A simple classification

May 30, 2007 12:40 GMT  ·  By

In small amounts, ice is just a solid, brittle, crystalline material; but when an ice layer surpasses 60-100 m (200-330 ft), the under part behaves like a plastic material, engaged in a slow flow so that the whole ice mass spreads over an extended area or displaces on a slope.

For a glacier to appear, the snowfall from the past winter must overcome the melting or evaporation (the so-called ablation). By the melting and re-freezing of the upper layer, the snow is turned in granulated ice, which can experience hardening under the pressure of the upper layers, and is turned to crystalline compact ice. Through this process, in thousands of years huge glaciers can form.
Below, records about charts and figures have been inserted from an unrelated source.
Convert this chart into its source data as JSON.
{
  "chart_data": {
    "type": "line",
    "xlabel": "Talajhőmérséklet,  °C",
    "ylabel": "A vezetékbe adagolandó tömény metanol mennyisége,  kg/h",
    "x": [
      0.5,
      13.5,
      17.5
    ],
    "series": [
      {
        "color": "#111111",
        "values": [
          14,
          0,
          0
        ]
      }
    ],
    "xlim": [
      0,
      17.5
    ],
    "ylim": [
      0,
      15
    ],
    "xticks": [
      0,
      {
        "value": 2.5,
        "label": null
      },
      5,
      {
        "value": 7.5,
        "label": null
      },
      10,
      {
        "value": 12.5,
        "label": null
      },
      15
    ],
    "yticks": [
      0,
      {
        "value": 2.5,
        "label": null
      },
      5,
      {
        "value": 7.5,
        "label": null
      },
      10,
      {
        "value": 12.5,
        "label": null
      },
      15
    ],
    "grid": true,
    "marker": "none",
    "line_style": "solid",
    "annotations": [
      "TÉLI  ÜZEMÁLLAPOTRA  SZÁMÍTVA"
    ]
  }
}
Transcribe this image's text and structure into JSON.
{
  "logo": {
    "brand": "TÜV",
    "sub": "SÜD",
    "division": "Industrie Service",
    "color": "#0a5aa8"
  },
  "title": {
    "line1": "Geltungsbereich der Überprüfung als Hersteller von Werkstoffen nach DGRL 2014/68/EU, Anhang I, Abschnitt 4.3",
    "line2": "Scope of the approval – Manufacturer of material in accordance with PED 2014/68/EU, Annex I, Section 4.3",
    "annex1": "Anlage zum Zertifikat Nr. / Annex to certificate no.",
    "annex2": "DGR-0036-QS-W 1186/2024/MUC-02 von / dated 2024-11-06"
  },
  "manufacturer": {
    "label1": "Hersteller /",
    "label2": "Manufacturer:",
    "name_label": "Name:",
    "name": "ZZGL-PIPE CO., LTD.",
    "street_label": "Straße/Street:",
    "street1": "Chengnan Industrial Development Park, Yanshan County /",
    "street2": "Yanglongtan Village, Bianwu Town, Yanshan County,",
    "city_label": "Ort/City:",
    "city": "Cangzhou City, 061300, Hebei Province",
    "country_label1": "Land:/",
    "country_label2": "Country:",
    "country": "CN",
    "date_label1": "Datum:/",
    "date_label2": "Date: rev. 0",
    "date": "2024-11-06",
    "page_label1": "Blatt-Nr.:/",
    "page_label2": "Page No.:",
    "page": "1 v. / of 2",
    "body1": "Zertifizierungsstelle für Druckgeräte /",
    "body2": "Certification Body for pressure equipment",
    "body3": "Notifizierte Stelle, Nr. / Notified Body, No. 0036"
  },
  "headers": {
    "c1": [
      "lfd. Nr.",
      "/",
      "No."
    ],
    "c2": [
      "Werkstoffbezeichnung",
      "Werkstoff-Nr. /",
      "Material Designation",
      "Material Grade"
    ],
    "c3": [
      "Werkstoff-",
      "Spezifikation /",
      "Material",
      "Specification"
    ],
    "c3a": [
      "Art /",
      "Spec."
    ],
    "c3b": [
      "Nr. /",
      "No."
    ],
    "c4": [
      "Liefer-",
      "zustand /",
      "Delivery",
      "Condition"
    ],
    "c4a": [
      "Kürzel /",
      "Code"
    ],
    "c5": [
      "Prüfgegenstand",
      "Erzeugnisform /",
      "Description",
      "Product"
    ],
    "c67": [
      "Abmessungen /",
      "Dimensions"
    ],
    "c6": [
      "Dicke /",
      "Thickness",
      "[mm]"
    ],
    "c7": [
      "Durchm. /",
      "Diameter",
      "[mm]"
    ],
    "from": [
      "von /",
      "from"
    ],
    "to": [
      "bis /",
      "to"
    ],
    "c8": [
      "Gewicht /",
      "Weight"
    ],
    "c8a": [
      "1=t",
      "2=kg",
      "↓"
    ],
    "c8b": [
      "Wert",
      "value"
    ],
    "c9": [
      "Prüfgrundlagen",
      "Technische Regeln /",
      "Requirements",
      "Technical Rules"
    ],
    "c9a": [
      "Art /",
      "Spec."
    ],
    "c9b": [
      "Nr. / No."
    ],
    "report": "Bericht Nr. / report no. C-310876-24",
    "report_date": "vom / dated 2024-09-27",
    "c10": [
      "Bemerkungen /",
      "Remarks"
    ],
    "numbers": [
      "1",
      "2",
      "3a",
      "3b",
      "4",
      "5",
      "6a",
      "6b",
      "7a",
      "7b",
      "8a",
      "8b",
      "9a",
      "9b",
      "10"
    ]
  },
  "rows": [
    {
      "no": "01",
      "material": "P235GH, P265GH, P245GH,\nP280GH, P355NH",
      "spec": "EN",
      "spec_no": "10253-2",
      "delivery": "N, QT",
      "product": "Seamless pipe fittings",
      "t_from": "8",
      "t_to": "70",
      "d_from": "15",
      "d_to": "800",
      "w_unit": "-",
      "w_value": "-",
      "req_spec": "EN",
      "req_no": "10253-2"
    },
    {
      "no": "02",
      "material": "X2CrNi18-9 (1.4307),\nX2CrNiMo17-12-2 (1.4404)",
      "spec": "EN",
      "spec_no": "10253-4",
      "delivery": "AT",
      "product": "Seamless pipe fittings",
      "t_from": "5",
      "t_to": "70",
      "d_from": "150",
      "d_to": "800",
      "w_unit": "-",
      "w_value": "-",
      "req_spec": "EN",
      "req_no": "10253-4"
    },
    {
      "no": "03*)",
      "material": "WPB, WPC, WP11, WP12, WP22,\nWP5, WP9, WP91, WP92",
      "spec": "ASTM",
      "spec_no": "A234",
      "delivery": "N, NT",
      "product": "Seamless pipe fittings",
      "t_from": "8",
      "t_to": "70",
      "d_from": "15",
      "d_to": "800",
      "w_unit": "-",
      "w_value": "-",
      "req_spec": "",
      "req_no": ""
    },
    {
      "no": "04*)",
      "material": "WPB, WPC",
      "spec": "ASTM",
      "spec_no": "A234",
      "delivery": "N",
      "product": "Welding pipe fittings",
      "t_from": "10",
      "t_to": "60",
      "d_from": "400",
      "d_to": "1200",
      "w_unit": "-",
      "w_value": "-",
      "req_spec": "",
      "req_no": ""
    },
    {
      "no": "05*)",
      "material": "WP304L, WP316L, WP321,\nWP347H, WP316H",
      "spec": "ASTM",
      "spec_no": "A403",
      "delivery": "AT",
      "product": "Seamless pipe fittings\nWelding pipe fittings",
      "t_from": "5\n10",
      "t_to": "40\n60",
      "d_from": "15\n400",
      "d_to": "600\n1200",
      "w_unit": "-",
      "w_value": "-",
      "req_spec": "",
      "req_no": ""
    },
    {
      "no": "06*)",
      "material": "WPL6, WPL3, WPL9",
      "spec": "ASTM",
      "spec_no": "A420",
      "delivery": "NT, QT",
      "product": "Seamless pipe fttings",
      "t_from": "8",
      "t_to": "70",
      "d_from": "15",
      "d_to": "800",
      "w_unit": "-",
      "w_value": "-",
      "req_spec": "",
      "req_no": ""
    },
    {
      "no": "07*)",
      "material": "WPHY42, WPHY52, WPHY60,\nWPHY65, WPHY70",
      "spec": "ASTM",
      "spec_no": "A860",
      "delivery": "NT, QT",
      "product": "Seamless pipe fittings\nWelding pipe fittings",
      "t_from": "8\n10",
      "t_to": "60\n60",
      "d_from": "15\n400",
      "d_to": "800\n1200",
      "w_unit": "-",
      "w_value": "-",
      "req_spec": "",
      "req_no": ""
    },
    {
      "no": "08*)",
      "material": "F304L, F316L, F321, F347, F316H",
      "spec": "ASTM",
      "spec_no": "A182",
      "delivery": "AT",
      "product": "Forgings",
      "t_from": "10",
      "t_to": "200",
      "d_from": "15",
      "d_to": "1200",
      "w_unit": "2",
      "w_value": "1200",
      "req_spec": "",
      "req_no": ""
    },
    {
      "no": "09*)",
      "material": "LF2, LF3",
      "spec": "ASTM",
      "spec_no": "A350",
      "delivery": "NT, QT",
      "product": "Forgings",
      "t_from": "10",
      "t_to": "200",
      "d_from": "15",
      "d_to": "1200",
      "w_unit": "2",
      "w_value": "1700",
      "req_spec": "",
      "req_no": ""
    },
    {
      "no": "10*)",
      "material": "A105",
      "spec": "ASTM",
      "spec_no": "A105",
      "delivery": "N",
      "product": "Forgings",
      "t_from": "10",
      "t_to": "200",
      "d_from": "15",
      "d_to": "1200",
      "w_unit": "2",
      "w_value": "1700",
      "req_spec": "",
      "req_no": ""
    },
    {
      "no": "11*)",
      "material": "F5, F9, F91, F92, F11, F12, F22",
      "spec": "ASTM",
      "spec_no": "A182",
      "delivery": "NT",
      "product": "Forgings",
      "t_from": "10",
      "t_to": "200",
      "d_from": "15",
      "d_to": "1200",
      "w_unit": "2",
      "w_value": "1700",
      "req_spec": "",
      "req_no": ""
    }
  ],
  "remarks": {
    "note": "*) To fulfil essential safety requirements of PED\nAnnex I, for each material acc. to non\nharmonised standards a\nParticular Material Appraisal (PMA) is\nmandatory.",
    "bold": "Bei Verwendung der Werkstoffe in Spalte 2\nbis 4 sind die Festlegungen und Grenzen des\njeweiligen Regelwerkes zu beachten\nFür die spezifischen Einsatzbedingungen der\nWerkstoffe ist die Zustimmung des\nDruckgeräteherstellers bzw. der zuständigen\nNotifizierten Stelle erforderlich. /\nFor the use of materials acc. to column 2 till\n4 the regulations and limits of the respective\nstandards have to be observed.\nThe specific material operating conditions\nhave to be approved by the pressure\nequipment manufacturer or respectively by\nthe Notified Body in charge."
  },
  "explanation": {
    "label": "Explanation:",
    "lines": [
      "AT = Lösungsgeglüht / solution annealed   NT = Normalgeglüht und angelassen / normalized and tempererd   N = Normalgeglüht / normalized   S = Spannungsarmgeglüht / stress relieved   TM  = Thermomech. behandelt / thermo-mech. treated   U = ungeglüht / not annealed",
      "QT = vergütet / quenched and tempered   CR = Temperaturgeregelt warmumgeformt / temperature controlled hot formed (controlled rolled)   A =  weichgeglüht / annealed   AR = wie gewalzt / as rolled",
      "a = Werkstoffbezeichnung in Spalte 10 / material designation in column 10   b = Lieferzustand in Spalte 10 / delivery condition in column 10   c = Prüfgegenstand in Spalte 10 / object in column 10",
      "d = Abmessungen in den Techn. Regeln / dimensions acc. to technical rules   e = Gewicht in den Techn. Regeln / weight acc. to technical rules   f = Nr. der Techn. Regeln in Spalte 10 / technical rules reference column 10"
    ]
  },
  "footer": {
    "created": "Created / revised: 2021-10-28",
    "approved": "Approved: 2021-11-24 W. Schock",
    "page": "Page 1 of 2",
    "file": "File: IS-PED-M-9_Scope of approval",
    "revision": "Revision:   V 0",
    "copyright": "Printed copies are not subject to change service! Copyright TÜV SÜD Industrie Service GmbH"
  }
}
11 % of the land surface is covered by glaciers (23 million square km).

14.1 million are in Antarctica, 21,000 square km in mountain glaciers in southern temperate zone, 100 square kilometers in tropical mountain glaciers, 100,111 square km in mountain glaciers in northern temperate zone and 2.2 million square km in the Arctic (1.65 in Greenland alone, the rest in the Canadian Arctic archipelago and other Arctic archipelagos: Novaia Zemlea 22,600 square km, Svalbard 30,800 square km, Severnaia Zemlea 15,600 square km).

97 % of the current ice surface and 99.75 % of its volume are located in Antarctica and Greenland. (90 % in Antarctica, with 29.46 million cubic km of ice: this is 66 % of the fresh water amount on Earth!).

Another 7 million square km of the ocean are covered by ice. 75 % of the world's fresh water reserves are located in ice; the total ice melting would raise the sea levels by 60 m (200 ft). During the Ice Age, they covered 38 % of the land surface and in North America reached the latitude of 40? N and the Alps were covered by a single huge ice cap, whose remains are the current small glaciers of the Alps.

The ice pack of the Antarctica covers a surface greater than Europe's and is 5,000 m (16,670 ft) thick in some places (but 2,200 m or 7,300 ft on average), while the Greenland ice pack can be till 3,400 m (11,300 ft) thick.

In the 80's, the thickness of the Antarctic ice shelf was already decreasing by 8.3 cm (3.3 inch) annually.

The continental ice covering the ground at the sea level or at low altitude is called ice sheet. When the ice layer floats on the sea, it's called ice pack (ice packs are the main source for icebergs). In the temperate and tropical areas, the mountain glaciers emerge between 3,000 and 8,000 m (10,000-26,667 ft).

When the initial ice of the glacier collects in a depression, these are called cirque glaciers. Cirque glaciers are usually narrow and long, as they occupy pre-existent valleys. While moving towards lower altitudes, where temperatures are higher, the glaciers experience ablation and the ice is lost. Mountain glaciers never can be so thick as the ice packs, because the slope makes them slip downward.

In some cases, the mountain glaciers can have the aspect of small ice sheets, being called plateau glaciers, like in Pamir Mountains, New Zealand mountains, or Swiss Alps). Valley glaciers are found in very steep slopes. Valley glaciers can be of the Alpine type, with an accumulation zone of firn (smoothed snow). They flow downwards depending on the latitude and on the relief.

The Himalayan type glaciers are larger than those from the Alps and branched, like Fedcenko Glacier (Pamir, Tajikistan) which is 71 km (45mi) long and with a surface of 907 square km or Inylchek from Tian Shan Mountains, which is 60 km (47 mi) long with a surface of 255 square km.

A Kilimanjaro type is that which is found in the craters of the volcanic cones, presenting radial languages. The Scandinavian is represented by ice mattresses on higher plateaus that slowly flow to the bottom of the fjords.

At high altitudes, due to the low air pressure, the ice can be viscous, favoring a downward slip of tens of meters annually. Sometimes, mountain glaciers can experience sudden episodes when the went downward up to 60 m (200 ft), wiping out everything on their way. Piles of debris (stones and soil) moved by glaciers are called moraines.

Today, mountain glaciers are melting fast, and in tropical areas they retreat with 30 % each century, in temperate areas with 1-15 %. At the beginning of the XX century, there were 239 glaciers in the Italian Alps, and in 1950 there were just 163! In Greenland, the retreat is of 3-6 % and in Antarctica 0.5-3 %.

These numbers would mean that the Alps' glaciers would disappear in 300 years and those in Greenland in about 1,600 years. Recent measurements revealed instead that, at the current melting rate, this could occur in fact in less than 100 years.